We Were Soldiers Once – And Young:
Ia Drang the Battle that Changed the War in Vietnam
by Harold G. Moore Lt. Gen. (Ret).,
and Joseph L. Galloway: Random House, 1992.
|We Were Soldiers. |
Directed by Randall Wallace.
Screenplay by Randall Wallace.
Icon Entertainment, 2002.
From the film, the lesson in leadership that resonated with me, being an expression of the capitalist work ethic that I learned from Ayn Rand, is that the person who is responsible is the first one off the helicopter and the last one off the battlefield.
The movie did not carry forward the author's intent. It did make an ideological point. Fifty years later, the national mood has come about. We are sorry for the way we treated our veterans. We now forget why we reviled them for serving.

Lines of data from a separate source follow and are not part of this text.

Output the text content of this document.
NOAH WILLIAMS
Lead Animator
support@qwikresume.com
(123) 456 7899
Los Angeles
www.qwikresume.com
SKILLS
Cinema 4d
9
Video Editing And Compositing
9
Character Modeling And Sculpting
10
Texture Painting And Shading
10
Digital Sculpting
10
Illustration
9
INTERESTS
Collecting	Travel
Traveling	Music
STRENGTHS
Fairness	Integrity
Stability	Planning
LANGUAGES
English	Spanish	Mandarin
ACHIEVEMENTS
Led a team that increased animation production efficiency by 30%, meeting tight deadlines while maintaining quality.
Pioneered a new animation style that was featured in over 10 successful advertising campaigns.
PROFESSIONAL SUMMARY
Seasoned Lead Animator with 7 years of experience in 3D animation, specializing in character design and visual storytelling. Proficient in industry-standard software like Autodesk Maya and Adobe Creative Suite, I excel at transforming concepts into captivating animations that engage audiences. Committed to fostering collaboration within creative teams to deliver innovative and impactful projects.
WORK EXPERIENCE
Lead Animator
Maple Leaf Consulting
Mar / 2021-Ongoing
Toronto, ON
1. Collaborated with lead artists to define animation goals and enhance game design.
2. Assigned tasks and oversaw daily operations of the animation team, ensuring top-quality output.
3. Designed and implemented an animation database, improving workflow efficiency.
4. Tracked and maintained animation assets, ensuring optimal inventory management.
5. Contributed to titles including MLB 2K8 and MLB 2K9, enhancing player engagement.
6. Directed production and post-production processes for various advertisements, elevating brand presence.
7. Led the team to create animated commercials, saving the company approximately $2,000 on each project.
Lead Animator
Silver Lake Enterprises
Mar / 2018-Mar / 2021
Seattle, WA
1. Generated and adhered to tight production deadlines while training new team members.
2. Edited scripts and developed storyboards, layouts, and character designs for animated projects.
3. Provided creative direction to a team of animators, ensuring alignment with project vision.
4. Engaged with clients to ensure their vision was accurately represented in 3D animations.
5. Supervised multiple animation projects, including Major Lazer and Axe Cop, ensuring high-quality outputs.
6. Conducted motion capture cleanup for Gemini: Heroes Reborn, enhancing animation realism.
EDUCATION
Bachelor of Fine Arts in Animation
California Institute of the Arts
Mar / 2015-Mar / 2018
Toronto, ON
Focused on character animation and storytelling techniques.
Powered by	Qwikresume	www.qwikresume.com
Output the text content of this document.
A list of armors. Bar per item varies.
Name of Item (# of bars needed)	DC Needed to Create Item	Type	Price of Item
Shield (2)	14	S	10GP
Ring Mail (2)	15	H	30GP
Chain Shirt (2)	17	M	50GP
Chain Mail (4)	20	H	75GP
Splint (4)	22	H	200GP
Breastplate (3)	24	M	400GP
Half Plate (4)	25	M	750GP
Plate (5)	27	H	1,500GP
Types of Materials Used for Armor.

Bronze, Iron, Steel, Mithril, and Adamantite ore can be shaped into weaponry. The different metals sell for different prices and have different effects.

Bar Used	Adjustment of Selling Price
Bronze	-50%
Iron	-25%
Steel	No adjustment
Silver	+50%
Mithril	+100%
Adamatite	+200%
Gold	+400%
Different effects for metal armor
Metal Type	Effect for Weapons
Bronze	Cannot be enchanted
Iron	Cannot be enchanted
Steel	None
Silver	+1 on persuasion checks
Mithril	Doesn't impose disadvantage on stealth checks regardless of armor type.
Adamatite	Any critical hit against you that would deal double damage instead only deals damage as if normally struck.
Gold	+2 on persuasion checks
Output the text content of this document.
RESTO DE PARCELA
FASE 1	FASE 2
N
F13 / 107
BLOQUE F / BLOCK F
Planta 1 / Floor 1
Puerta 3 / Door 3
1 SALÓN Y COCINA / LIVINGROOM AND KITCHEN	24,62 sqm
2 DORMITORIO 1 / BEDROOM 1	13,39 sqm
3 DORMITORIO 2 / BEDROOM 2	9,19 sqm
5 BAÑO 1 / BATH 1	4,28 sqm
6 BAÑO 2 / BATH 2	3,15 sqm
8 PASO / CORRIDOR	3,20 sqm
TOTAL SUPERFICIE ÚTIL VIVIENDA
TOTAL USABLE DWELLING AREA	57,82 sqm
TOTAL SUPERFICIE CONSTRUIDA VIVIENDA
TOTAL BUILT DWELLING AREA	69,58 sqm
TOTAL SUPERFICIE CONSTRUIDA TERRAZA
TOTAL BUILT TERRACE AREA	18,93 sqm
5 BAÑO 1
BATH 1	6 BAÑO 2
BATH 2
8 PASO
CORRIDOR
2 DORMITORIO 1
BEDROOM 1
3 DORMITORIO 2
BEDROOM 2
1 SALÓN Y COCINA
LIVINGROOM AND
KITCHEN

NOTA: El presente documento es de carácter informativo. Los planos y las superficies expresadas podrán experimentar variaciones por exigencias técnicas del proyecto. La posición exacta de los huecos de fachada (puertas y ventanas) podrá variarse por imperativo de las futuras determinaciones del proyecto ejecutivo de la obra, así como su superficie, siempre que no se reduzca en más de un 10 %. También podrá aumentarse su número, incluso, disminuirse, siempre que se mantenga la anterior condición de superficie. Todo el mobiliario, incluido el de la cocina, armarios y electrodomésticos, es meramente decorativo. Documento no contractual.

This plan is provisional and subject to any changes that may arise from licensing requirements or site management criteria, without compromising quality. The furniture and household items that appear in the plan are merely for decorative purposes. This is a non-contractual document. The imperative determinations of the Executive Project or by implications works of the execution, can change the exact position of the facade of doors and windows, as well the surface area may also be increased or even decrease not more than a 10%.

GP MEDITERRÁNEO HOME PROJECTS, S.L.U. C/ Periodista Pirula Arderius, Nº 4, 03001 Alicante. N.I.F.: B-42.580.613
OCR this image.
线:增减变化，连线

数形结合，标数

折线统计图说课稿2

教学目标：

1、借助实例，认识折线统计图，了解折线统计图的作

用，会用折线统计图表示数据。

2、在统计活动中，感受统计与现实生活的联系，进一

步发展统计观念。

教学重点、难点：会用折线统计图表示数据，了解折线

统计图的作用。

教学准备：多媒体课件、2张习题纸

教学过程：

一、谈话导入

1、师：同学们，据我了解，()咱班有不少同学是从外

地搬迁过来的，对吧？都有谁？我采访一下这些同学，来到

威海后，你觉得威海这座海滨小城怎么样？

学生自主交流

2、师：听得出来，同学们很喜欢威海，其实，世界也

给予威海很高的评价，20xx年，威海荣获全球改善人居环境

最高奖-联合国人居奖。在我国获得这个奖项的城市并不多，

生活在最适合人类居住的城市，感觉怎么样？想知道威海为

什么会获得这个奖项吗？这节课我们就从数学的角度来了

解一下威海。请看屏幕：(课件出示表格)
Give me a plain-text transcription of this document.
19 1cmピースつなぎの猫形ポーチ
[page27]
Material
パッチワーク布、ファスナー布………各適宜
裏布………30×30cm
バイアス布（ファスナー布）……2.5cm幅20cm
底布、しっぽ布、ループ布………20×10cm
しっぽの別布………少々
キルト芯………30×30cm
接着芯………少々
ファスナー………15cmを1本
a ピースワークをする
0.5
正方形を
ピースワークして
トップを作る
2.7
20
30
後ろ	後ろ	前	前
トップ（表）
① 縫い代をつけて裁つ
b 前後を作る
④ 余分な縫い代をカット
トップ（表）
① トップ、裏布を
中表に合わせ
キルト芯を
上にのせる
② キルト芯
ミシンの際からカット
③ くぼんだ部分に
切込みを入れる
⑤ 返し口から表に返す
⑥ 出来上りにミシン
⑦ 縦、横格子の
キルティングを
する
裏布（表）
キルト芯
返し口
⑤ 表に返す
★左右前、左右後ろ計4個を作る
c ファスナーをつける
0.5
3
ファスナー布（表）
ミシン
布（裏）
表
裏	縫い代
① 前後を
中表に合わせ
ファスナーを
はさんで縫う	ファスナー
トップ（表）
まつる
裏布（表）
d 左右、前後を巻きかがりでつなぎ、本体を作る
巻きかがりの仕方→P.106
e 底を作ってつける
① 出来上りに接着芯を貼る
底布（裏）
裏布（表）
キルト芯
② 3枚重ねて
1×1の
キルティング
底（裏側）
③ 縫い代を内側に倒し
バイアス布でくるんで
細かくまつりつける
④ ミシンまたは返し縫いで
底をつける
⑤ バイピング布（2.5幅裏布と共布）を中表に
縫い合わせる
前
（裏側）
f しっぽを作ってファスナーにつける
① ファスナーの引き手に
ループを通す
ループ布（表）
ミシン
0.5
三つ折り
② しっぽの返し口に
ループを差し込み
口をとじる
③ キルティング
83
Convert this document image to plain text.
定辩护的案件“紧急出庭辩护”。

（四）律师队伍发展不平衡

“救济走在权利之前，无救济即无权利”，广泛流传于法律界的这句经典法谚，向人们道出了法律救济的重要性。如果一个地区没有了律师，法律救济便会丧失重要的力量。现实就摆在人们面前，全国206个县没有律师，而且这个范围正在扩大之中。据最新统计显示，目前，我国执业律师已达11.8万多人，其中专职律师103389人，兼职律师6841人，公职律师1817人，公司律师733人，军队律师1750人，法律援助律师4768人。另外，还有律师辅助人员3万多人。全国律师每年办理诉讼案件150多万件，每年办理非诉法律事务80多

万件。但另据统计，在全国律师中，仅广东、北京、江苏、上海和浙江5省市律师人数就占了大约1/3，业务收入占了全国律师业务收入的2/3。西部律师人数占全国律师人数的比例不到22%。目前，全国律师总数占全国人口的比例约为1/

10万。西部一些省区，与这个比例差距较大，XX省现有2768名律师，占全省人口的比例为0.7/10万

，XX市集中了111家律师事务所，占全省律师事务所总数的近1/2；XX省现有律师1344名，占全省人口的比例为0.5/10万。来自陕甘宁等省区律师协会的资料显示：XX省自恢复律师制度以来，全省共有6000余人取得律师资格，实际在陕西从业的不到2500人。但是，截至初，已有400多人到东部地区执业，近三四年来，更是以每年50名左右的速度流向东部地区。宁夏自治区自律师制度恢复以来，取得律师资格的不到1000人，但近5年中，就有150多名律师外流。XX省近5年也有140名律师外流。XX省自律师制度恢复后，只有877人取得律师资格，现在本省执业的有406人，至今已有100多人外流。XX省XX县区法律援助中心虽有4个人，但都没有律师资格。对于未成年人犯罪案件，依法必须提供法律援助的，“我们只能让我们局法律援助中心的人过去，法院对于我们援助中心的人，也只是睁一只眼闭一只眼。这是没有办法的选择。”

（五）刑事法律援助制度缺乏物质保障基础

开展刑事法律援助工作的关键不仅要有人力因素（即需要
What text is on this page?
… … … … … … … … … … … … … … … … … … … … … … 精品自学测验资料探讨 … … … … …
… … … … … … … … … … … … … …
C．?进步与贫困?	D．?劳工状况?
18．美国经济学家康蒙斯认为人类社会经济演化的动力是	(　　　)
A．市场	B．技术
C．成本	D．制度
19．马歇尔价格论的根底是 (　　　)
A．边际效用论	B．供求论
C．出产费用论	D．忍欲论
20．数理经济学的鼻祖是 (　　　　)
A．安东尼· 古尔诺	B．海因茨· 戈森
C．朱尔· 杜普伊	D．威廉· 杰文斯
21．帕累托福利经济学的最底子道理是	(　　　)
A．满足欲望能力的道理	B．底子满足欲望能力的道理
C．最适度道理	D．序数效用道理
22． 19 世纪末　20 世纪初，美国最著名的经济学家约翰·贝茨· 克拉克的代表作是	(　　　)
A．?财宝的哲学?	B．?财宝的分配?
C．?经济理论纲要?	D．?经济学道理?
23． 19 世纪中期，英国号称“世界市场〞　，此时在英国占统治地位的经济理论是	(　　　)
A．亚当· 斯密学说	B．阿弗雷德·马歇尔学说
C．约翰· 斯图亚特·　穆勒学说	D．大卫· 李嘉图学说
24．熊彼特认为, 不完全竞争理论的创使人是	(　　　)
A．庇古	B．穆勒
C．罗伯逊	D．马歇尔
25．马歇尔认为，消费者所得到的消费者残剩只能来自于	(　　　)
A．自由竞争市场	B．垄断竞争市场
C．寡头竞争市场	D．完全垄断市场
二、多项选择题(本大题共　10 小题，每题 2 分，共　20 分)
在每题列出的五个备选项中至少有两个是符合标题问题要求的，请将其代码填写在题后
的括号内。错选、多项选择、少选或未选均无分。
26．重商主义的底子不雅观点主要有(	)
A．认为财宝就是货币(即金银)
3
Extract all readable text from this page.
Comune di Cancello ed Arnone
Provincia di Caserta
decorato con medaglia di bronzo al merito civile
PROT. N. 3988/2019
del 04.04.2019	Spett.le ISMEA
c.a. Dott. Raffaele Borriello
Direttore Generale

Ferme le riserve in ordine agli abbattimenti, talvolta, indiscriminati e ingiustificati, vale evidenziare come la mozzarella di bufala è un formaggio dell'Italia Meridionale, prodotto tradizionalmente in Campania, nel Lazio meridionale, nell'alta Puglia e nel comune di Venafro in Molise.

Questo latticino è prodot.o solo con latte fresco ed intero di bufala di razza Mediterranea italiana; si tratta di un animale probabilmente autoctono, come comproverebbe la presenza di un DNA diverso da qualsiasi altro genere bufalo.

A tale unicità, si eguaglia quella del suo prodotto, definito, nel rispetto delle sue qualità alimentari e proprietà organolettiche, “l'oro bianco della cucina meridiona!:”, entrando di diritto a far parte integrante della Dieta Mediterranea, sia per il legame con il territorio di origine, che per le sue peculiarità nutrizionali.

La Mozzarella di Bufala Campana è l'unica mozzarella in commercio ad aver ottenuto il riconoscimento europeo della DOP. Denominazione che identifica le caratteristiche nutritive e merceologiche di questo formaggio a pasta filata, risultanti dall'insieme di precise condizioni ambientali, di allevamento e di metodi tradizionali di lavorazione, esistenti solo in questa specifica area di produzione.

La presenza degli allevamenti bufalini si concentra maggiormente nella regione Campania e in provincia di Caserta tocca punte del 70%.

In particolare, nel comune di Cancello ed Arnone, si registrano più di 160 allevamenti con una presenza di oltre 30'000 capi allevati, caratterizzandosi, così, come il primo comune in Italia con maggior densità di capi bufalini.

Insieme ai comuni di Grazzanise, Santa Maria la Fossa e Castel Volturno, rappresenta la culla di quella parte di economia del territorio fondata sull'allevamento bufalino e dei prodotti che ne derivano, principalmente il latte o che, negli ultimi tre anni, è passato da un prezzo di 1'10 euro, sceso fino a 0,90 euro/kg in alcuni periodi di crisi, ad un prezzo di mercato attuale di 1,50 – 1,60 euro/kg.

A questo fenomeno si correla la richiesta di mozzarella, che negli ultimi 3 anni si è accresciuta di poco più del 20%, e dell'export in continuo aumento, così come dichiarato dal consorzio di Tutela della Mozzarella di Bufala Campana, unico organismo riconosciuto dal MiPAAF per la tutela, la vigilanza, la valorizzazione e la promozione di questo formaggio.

Back then, we begged them not to go. My uncle who fought under Patton was not alone among the veterans of his generation who counseled their sons not to go. The war was wrong. Like all falsehoods, it failed on many fronts. A free republic does not need conscripts. Viet Nam was not essential to our national security. The government of the southern portion was not democratic. We had no clear mandate. Ultimately, we were not liberators but only the third wave of foreign occupiers after the Chinese and French. Today, Viet Nam is America's tennis shoe factory. We should have offered them that from the beginning. It just took a horrible lesson for all involved to get there.
When I was called for a pre-induction physical in January 1970, I told my cohort to resist. The draft board separated me. They were in and out in minutes. It took 11 hours for me - 6:00 AM to 5:00 PM. I resisted at every station. I refused to cooperate. Finally - as a result of previous heart surgery that never kept me from gym class - I was given a 1-Y. "What does that mean?" I asked. "If we are invaded, you will be drafted." "If we are invaded, I will volunteer," I answered.